Despite the length of the consultation documents, the basic premise wasn’t difficult – a flat rate per pupil everywhere, supplemented by additional funds to reflect more specific local issues, be they pupil based or geographically based. Nothing really contentious in the theory; hence, not surprisingly, the recently published consultation response reports positive approval ratings between 70 per cent and 93 per cent from differing respondent types. With only a couple of comparatively small changes then, the proposals are being taken forward into the stage 2 consultation.
But is this really about equity?
Notwithstanding the reining in of the academies white paper, it is clear that the government is still planning to take all schools out of local authority control. In such circumstances the funding also has to go back under central control, which requires a formulaic approach to be practically manageable.
Equally, if really about equity, then one could argue that those schools and pupils that would benefit the most from the new formula and the principle that it should be ‘fair’, should be allowed to do so. Looking at the tables released alongside the consultation however, there are 3,200 schools that would benefit from an increase of more than 5.5 per cent in funding were it not being capped; and many would be due more than 10 per cent increases in funding. It might also be interesting to see the true impact of the reforms on the ‘'losers’ were the Minimum Funding Guarantee not being put in place. This data though hasn’t been released, which is disappointing.
At the same time as the funding consultation was released, we also had the National Audit Office report on financial sustainability in schools. Amongst a number of findings, if you look at the combined statistics for forecast pupil number increases, funding increases and cumulative cost pressures, all to 2019/20, then there is an overall eight per cent real terms reduction in funding per pupil coming through. It is assumed by the department that these savings will be realised through more efficient procurement and better staff utilisation. Not something for the funding formula to address directly, but still more of a hope than expectation that these savings can and will be achieved?

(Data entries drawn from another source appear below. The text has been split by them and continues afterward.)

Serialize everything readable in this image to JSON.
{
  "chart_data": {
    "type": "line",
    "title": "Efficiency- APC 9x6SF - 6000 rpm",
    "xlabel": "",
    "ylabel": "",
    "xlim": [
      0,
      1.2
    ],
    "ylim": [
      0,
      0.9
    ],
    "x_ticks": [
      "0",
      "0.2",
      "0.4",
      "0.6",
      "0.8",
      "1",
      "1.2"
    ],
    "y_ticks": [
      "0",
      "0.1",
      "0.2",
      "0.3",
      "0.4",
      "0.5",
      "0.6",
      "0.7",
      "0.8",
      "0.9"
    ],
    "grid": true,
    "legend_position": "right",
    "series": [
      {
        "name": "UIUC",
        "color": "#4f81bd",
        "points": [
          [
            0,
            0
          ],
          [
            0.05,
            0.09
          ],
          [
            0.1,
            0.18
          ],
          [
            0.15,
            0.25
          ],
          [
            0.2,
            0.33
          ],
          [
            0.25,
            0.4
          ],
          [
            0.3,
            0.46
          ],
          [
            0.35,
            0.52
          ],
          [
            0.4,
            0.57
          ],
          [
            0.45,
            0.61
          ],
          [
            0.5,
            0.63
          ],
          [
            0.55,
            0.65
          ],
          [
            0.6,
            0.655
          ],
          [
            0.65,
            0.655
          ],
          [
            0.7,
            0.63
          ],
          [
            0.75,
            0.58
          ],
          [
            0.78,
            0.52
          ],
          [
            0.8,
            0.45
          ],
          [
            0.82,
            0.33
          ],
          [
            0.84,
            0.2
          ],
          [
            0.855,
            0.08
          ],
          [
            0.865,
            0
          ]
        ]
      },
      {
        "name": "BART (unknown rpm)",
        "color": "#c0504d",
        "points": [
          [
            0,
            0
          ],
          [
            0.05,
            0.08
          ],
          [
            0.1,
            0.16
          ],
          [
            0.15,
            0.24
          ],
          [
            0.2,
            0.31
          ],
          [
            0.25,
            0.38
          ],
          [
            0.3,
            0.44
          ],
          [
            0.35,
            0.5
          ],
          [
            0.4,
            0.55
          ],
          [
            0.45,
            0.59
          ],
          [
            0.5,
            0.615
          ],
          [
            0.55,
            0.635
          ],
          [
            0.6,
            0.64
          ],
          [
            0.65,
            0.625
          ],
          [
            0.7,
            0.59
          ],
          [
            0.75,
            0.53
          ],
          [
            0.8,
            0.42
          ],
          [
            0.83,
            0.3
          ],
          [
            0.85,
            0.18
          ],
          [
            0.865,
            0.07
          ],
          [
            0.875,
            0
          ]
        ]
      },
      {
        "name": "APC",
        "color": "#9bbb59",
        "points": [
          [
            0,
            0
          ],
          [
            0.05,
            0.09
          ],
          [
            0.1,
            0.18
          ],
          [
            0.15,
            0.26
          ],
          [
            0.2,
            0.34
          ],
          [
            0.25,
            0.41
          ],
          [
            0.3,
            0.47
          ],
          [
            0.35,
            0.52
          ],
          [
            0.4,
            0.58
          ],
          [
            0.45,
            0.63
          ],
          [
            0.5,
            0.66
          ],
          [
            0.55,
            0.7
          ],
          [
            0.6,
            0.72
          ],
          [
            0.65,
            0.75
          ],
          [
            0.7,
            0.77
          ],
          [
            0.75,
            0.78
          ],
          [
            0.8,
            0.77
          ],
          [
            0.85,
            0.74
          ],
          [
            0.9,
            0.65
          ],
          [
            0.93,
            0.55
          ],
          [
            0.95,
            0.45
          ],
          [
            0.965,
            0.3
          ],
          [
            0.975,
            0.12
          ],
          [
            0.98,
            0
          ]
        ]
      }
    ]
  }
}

Finally there is the question of the details in the funding formula. For every winner under the new methodology there will also be a loser. Some of the factors to be used will be quite straightforward. Others are designed to reflect the realities of life in different areas across England, but quite how they are applied in practice will be a significant determinant of exactly who the winners and losers will be. Let’s hope that this isn’t driven solely by local, or national, politics.